Bad Idea of the Week: Replacing Car Dealerships With Virtual-Reality Showrooms

A man uses virtual reality glasses at the booth of German carmaker Volkswagen at the 2016 Hanover Fair.

Tobias Schwarz/AFP/Getty Images

New ideas are rare in the auto industry, so Cadillac is getting a lot of attention for its just-announced plan to replace some new-car lots with “virtual dealerships.” According to the Wall Street Journal, these dealerships would service cars and offer test drives, perhaps via virtual-reality goggles. What they would not offer is actual inventory. So much for driving your new Caddy off the lot.

The company will start looking for dealers to volunteer for the program starting this month, the Journal reports.

At first glance, this might seem like a smart way for a car company to streamline its operations for a world in which people increasingly order things online, rather than going to a store to buy them. In theory you could save a lot of money and space by moving to a model more like that of Tesla, which operates showrooms where you can learn about, and in some cases test-drive and order, a car but can’t actually roll away in one. This approach, mind you, was not Tesla’s choice: It’s a way for the company to get around various states’ regulations that prohibit automakers from selling directly to consumers. Still, it hasn’t seemed to put much of a dent in the company’s sales.

The “virtual dealership” concept also opens up potential locations, like malls and downtown shopping districts, where you could fit a prominent storefront and maybe a vehicle or two, but not a whole lot full of cars. You could imagine Cadillac mini-showrooms popping up in the sorts of prime retail locations where you might typically see an Apple Store.

But, per the Journal’s report, that isn’t really what this is about. Saving money, yes—but not opening new locations. Rather, the idea seems to be Cadillac’s creative attempt at its own end-run around the Byzantine regulations by which independent auto dealers have captured America’s auto sales market. In addition to prohibiting direct sales, these laws make it costly for car companies to terminate their agreements with dealerships.
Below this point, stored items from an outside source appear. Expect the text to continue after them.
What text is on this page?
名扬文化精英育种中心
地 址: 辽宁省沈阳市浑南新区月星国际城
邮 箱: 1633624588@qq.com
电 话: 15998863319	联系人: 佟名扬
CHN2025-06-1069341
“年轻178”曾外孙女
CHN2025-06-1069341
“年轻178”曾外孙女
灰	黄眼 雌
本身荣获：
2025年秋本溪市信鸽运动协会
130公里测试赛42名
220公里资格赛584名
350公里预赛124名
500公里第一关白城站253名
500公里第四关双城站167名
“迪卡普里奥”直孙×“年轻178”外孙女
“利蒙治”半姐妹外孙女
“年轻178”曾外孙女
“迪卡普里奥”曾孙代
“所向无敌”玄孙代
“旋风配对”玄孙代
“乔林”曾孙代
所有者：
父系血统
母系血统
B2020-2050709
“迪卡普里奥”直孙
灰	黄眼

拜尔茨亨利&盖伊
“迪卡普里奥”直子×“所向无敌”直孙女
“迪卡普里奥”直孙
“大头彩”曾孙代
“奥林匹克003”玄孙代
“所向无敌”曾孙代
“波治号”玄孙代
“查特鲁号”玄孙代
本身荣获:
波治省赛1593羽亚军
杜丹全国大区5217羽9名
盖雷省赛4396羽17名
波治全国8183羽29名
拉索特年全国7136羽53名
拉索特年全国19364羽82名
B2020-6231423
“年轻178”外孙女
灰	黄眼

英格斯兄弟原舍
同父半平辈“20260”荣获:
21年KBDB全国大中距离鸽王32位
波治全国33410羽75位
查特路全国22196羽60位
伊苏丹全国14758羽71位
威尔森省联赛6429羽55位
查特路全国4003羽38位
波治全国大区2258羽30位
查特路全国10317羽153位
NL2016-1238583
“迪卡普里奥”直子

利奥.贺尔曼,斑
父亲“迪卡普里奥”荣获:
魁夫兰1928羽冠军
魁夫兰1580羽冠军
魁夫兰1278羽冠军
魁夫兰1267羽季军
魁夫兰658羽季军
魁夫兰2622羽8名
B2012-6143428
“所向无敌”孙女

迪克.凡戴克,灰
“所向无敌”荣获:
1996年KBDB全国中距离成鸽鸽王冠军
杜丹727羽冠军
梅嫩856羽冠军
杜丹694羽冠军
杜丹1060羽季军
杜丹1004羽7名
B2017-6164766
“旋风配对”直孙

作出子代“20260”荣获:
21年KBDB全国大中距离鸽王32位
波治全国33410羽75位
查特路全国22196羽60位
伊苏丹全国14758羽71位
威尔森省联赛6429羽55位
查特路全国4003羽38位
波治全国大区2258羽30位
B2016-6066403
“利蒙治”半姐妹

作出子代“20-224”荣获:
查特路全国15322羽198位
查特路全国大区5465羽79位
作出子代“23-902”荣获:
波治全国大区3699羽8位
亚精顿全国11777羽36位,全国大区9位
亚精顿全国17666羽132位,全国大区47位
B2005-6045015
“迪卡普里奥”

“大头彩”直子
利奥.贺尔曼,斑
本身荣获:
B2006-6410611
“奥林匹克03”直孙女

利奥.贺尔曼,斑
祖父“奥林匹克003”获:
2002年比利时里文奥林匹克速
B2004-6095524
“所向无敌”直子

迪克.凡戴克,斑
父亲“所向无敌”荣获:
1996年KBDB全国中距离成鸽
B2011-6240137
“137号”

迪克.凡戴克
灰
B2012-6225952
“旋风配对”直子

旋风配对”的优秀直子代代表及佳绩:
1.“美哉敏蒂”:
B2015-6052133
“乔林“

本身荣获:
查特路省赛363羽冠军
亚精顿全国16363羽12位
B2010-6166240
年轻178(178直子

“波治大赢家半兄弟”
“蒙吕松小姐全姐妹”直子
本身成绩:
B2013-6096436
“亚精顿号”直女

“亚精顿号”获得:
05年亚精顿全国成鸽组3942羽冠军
Which is a problem for Cadillac, because it has far more dealerships in the U.S. than competing luxury brands, forcing it to overproduce new models to fill all those lots. Many end up being sold at a discount, tarnishing not only the company’s profits but the perception of scarcity that is central to a luxury brand’s image.

Rather than closing scores of dealerships, Cadillac hopes to convert the less popular ones to “virtual dealerships” where you can order a car but not buy it on the spot. It’s fun to imagine some of the conversations the company’s reps will be having with these dealers in the coming months.

DEALER: You’re trying to shut down my dealership? I’m calling my lawyer.
CADILLAC EXEC: No, no! Nothing like that. We’re offering you an opportunity to go “virtual.”
DEALER: But you’d be taking away my cars.
CADILLAC EXEC: Well, yes. But we’d be giving you virtual reality headsets!
DEALER:
CADILLAC EXEC:
DEALER: I’ll keep the cars, thanks.

The truth is, we’d all rather have the cars, and let’s hope Cadillac will at least give those poor dealers enough real ones to offer test drives. For all the hype around virtual reality, it’s still a poor substitute for actual reality, and no virtual test drive is going to convince a buyer to plunk down $50,000 on a CTS. Cadillac dealers might as well try to close a sale at the local mall arcade’s Cruisin’ USA machine. No wonder the company’s executives are headed out on a roadshow this month to try to assuage dealers’ concerns about the plan.  

Virtual reality can be a great way to experience something you otherwise couldn’t, like flying a fighter jet or slaying zombies. But if companies start trying to use it as a cut-rate substitute for mundane things like test drives or clothes fittings, the backlash from both customers and salespeople will be swift.